Retirement expenses will go up, if:
- You’re paying more for health insurance, or you will need to pay for long-term care.
- You’re traveling more.
- You have expensive hobbies and vacations.
- You want to buy a vacation home
- You have dependent parents who need long-term care and your financial help.
- You have children who need your financial help.
- You have grandchildren who might need help with their college expenses.
A common rule of thumb recommended by financial experts is that you’ll need 70% to 80% of your pre-retirement income to cover your retirement expenses. Although this method is not completely accurate, it does start you off with a helpful starting estimate.
If you think you’ll definitely spend much less in retirement, calculate 70% of your pre-retirement income. But if you know that you’ll be spending more, use the 80% rule or even bump that number to 90%.

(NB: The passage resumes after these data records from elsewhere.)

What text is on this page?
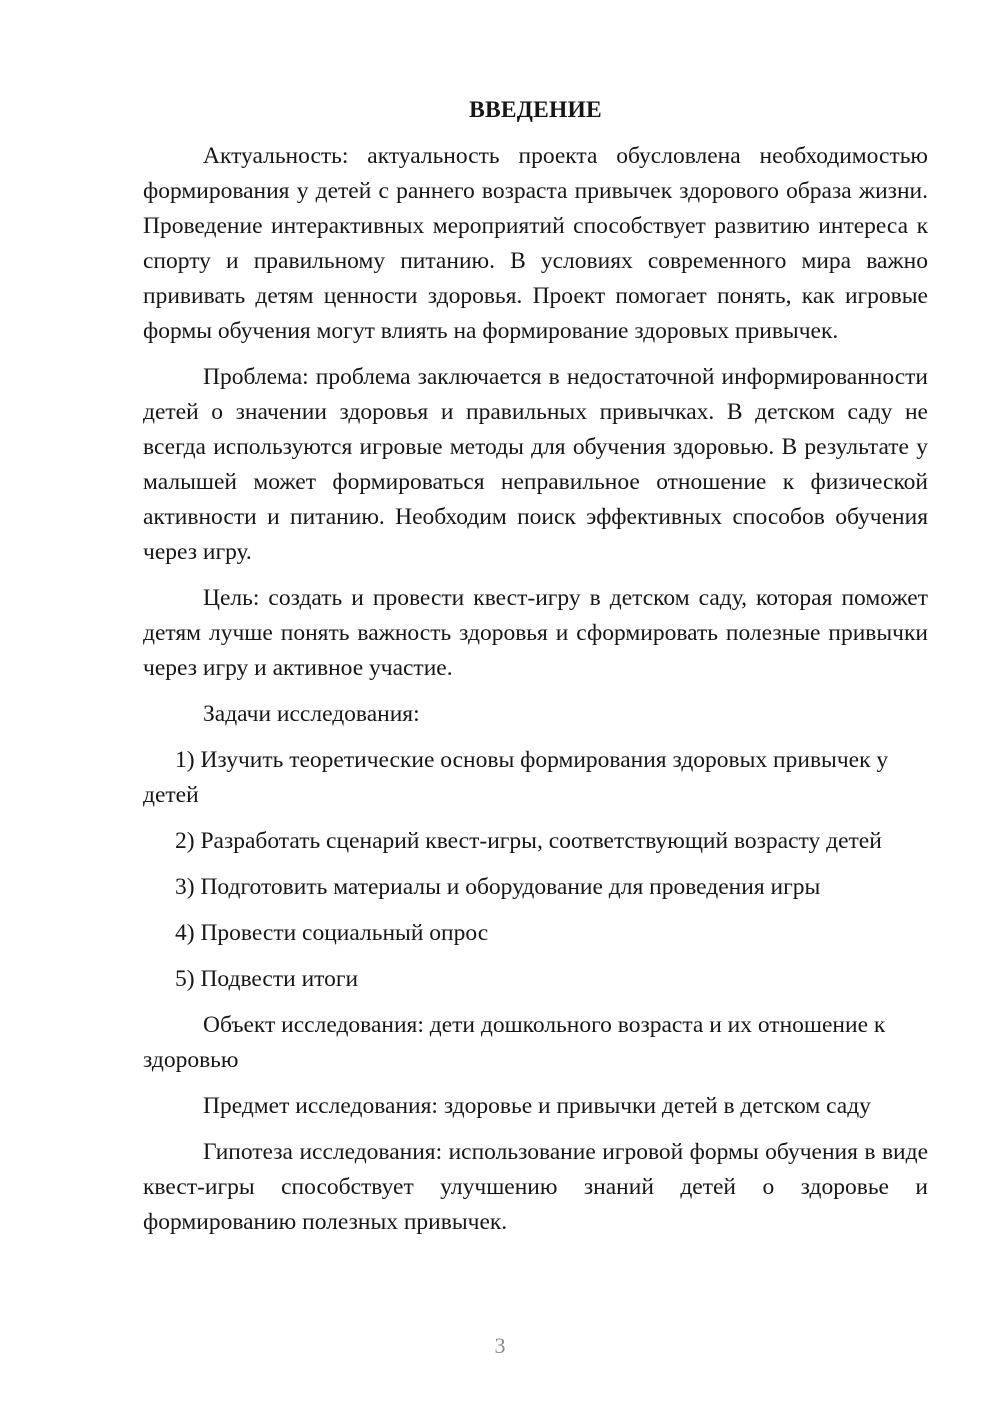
ВВЕДЕНИЕ

Актуальность: актуальность проекта обусловлена необходимостью формирования у детей с раннего возраста привычек здорового образа жизни. Проведение интерактивных мероприятий способствует развитию интереса к спорту и правильному питанию. В условиях современного мира важно прививать детям ценности здоровья. Проект помогает понять, как игровые формы обучения могут влиять на формирование здоровых привычек.

Проблема: проблема заключается в недостаточной информированности детей о значении здоровья и правильных привычках. В детском саду не всегда используются игровые методы для обучения здоровью. В результате у малышей может формироваться неправильное отношение к физической активности и питанию. Необходим поиск эффективных способов обучения через игру.

Цель: создать и провести квест-игру в детском саду, которая поможет детям лучше понять важность здоровья и сформировать полезные привычки через игру и активное участие.

Задачи исследования:

1) Изучить теоретические основы формирования здоровых привычек у детей

2) Разработать сценарий квест-игры, соответствующий возрасту детей

3) Подготовить материалы и оборудование для проведения игры

4) Провести социальный опрос

5) Подвести итоги

Объект исследования: дети дошкольного возраста и их отношение к здоровью

Предмет исследования: здоровье и привычки детей в детском саду

Гипотеза исследования: использование игровой формы обучения в виде квест-игры способствует улучшению знаний детей о здоровье и формированию полезных привычек.

3
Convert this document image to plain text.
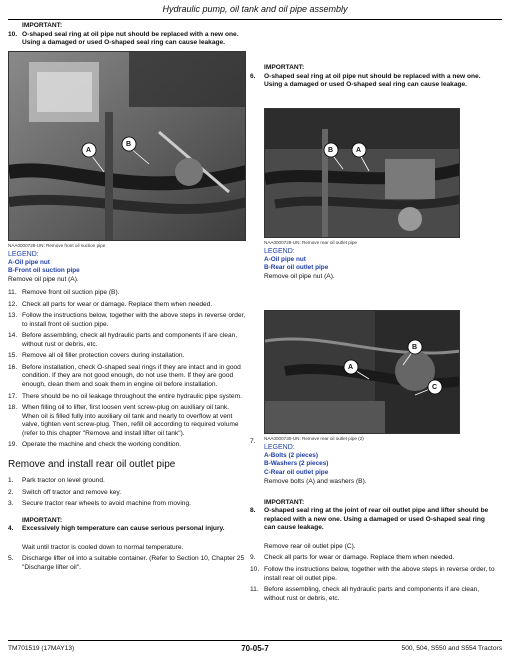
Hydraulic pump, oil tank and oil pipe assembly
IMPORTANT:
10. O-shaped seal ring at oil pipe nut should be replaced with a new one. Using a damaged or used O-shaped seal ring can cause leakage.
A
B
NAA0000728-UN: Remove front oil suction pipe
LEGEND:
A-Oil pipe nut
B-Front oil suction pipe
Remove oil pipe nut (A).
11. Remove front oil suction pipe (B).
12. Check all parts for wear or damage. Replace them when needed.
13. Follow the instructions below, together with the above steps in reverse order, to install front oil suction pipe.
14. Before assembling, check all hydraulic parts and components if are clean, without rust or debris, etc.
15. Remove all oil filler protection covers during installation.
16. Before installation, check O-shaped seal rings if they are intact and in good condition. If they are not good enough, do not use them. If they are good enough, clean them and soak them in engine oil before installation.
17. There should be no oil leakage throughout the entire hydraulic pipe system.
18. When filling oil to lifter, first loosen vent screw-plug on auxiliary oil tank. When oil is filled fully into auxiliary oil tank and nearly to overflow at vent valve, tighten vent screw-plug. Then, refill oil according to required volume (refer to this chapter "Remove and install lifter oil tank").
19. Operate the machine and check the working condition.
Remove and install rear oil outlet pipe
1. Park tractor on level ground.
2. Switch off tractor and remove key.
3. Secure tractor rear wheels to avoid machine from moving.
IMPORTANT:
4. Excessively high temperature can cause serious personal injury.
Wait until tractor is cooled down to normal temperature.
5. Discharge lifter oil into a suitable container. (Refer to Section 10, Chapter 25 "Discharge lifter oil".
IMPORTANT:
6. O-shaped seal ring at oil pipe nut should be replaced with a new one. Using a damaged or used O-shaped seal ring can cause leakage.
B	A
NAA0000729-UN: Remove rear oil outlet pipe
LEGEND:
A-Oil pipe nut
B-Rear oil outlet pipe
Remove oil pipe nut (A).
B
A
C
7. NAA0000730-UN: Remove rear oil outlet pipe (2)
LEGEND:
A-Bolts (2 pieces)
B-Washers (2 pieces)
C-Rear oil outlet pipe
Remove bolts (A) and washers (B).
IMPORTANT:
8. O-shaped seal ring at the joint of rear oil outlet pipe and lifter should be replaced with a new one. Using a damaged or used O-shaped seal ring can cause leakage.
Remove rear oil outlet pipe (C).
9. Check all parts for wear or damage. Replace them when needed.
10. Follow the instructions below, together with the above steps in reverse order, to install rear oil outlet pipe.
11. Before assembling, check all hydraulic parts and components if are clean, without rust or debris, etc.
TM701519 (17MAY13)	70-05-7	500, 504, S550 and S554 Tractors
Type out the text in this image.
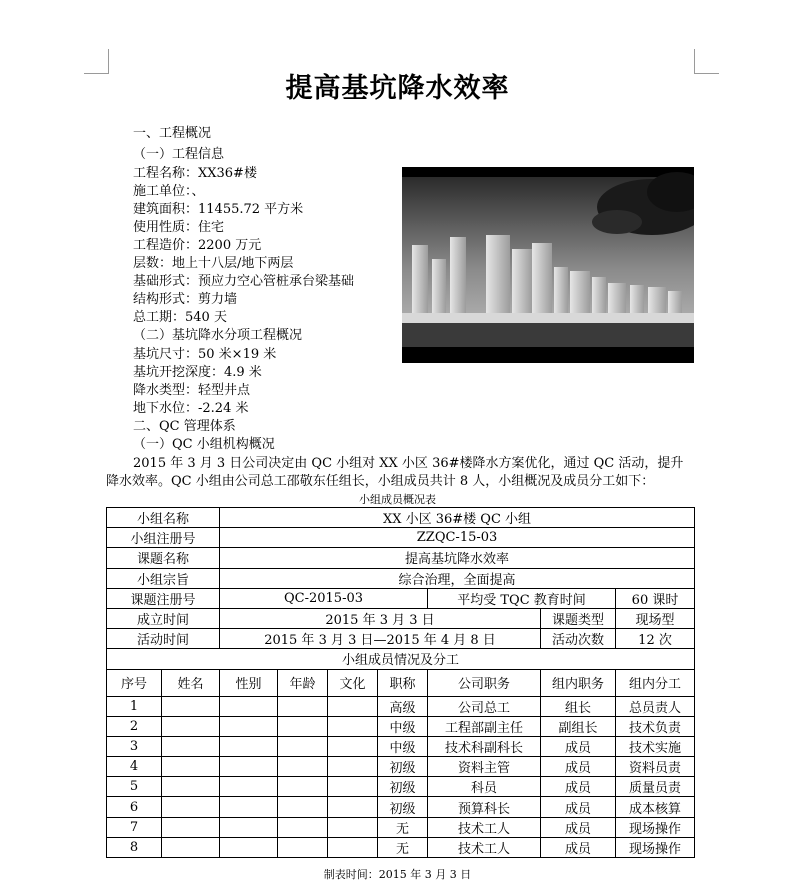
提高基坑降水效率
一、工程概况
（一）工程信息
工程名称：XX36#楼
施工单位：、
建筑面积：11455.72 平方米
使用性质：住宅
工程造价：2200 万元
层数：地上十八层/地下两层
基础形式：预应力空心管桩承台梁基础
结构形式：剪力墙
总工期：540 天
（二）基坑降水分项工程概况
基坑尺寸：50 米×19 米
基坑开挖深度：4.9 米
降水类型：轻型井点
地下水位：-2.24 米
二、QC 管理体系
（一）QC 小组机构概况
2015 年 3 月 3 日公司决定由 QC 小组对 XX 小区 36#楼降水方案优化，通过 QC 活动，提升
降水效率。QC 小组由公司总工邵敬东任组长，小组成员共计 8 人，小组概况及成员分工如下：
小组成员概况表
小组名称		XX 小区 36#楼 QC 小组						
小组注册号		ZZQC-15-03						
课题名称		提高基坑降水效率						
小组宗旨		综合治理，全面提高						
课题注册号		QC-2015-03				平均受 TQC 教育时间		60 课时
成立时间		2015 年 3 月 3 日					课题类型	现场型
活动时间		2015 年 3 月 3 日—2015 年 4 月 8 日					活动次数	12 次
小组成员情况及分工								
序号	姓名	性别	年龄	文化	职称	公司职务	组内职务	组内分工
1					高级	公司总工	组长	总员责人
2					中级	工程部副主任	副组长	技术负责
3					中级	技术科副科长	成员	技术实施
4					初级	资料主管	成员	资料员责
5					初级	科员	成员	质量员责
6					初级	预算科长	成员	成本核算
7					无	技术工人	成员	现场操作
8					无	技术工人	成员	现场操作
制表时间：2015 年 3 月 3 日
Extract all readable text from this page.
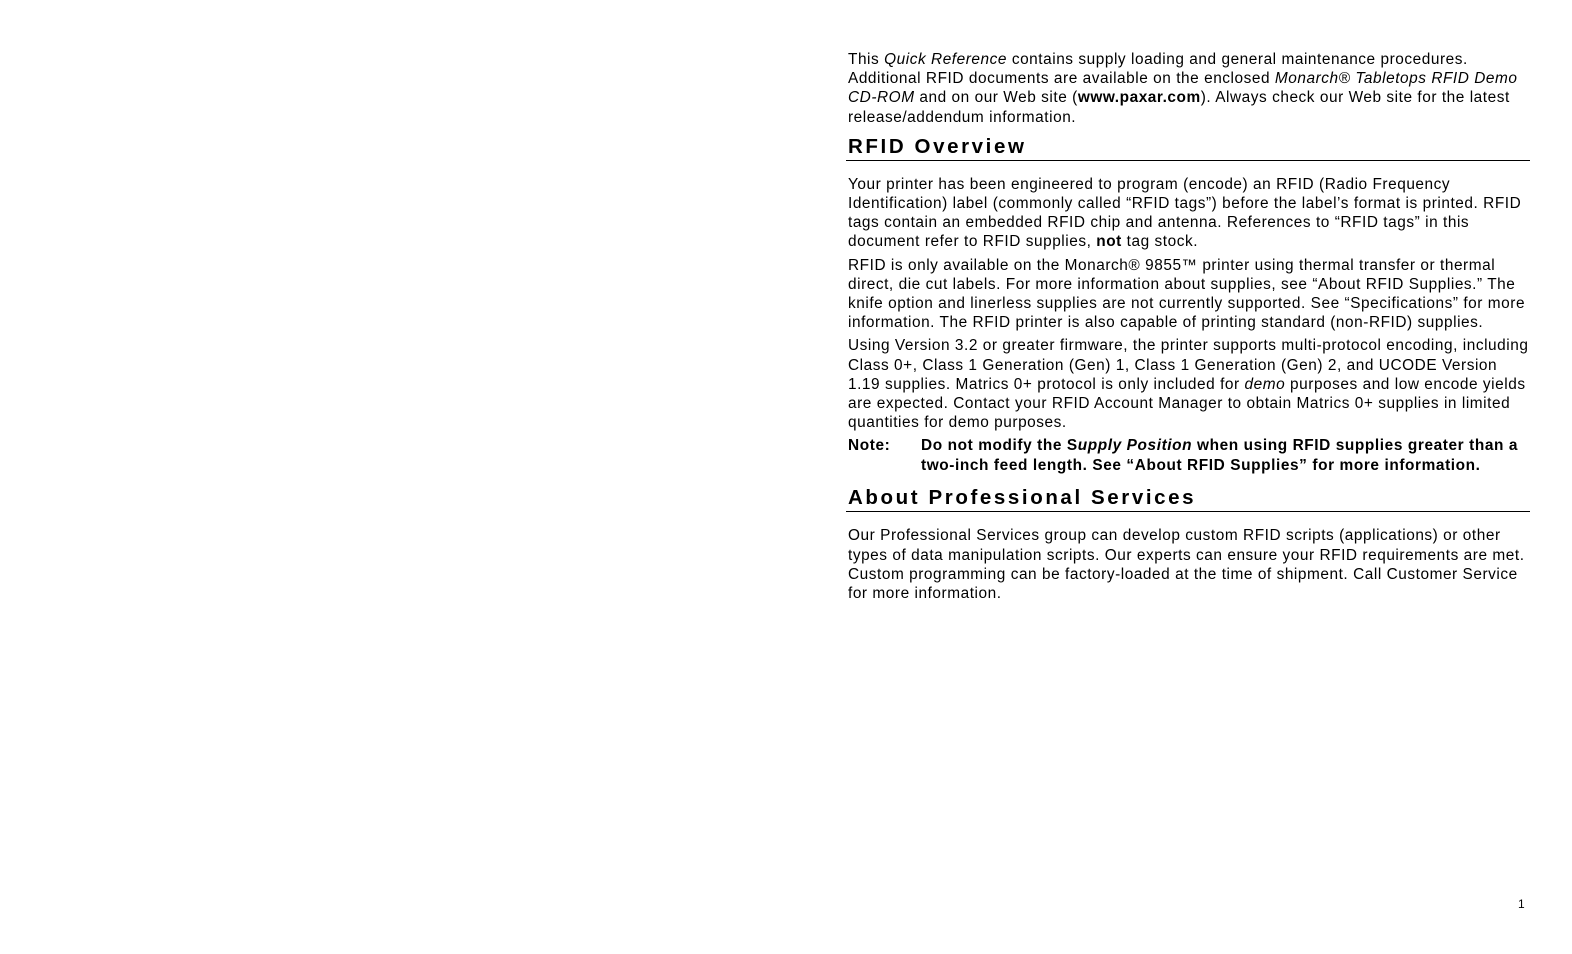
This Quick Reference contains supply loading and general maintenance procedures. Additional RFID documents are available on the enclosed Monarch® Tabletops RFID Demo CD-ROM and on our Web site (www.paxar.com). Always check our Web site for the latest release/addendum information.

RFID Overview

Your printer has been engineered to program (encode) an RFID (Radio Frequency Identification) label (commonly called “RFID tags”) before the label’s format is printed. RFID tags contain an embedded RFID chip and antenna. References to “RFID tags” in this document refer to RFID supplies, not tag stock.

RFID is only available on the Monarch® 9855™ printer using thermal transfer or thermal direct, die cut labels. For more information about supplies, see “About RFID Supplies.” The knife option and linerless supplies are not currently supported. See “Specifications” for more information. The RFID printer is also capable of printing standard (non-RFID) supplies.

Using Version 3.2 or greater firmware, the printer supports multi-protocol encoding, including Class 0+, Class 1 Generation (Gen) 1, Class 1 Generation (Gen) 2, and UCODE Version 1.19 supplies. Matrics 0+ protocol is only included for demo purposes and low encode yields are expected. Contact your RFID Account Manager to obtain Matrics 0+ supplies in limited quantities for demo purposes.

Note:	Do not modify the Supply Position when using RFID supplies greater than a two-inch feed length. See “About RFID Supplies” for more information.
About Professional Services

Our Professional Services group can develop custom RFID scripts (applications) or other types of data manipulation scripts. Our experts can ensure your RFID requirements are met. Custom programming can be factory-loaded at the time of shipment. Call Customer Service for more information.

1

To know your current expenses and keep it under control is important when we are still working. When we work, we can get by month to month making ends meet. And there is always a paycheck tomorrow. However, when time comes to plan for retirement expenses, we need to plan it accurately, otherwise if we overspend, we’ll face a risk of running out of money in retirement.
If you want to retire some day, you need to start planning as early as possible. Calculating your future expenses now when you’re only 10 to 15 years away from retirement is more important than ever. It gives you the idea what kind of life you can afford when you stop working.
The more detailed you can be in predicting your future spending, the more secured retirement you will have in the long run. You can always tweak things as your situation changes or other things come up. Now is a good time to get started and figure out exactly how much you need to prepare for the future.
Did you start thinking about your retirement expenses? Did you make any calculations to predict your future cost of living?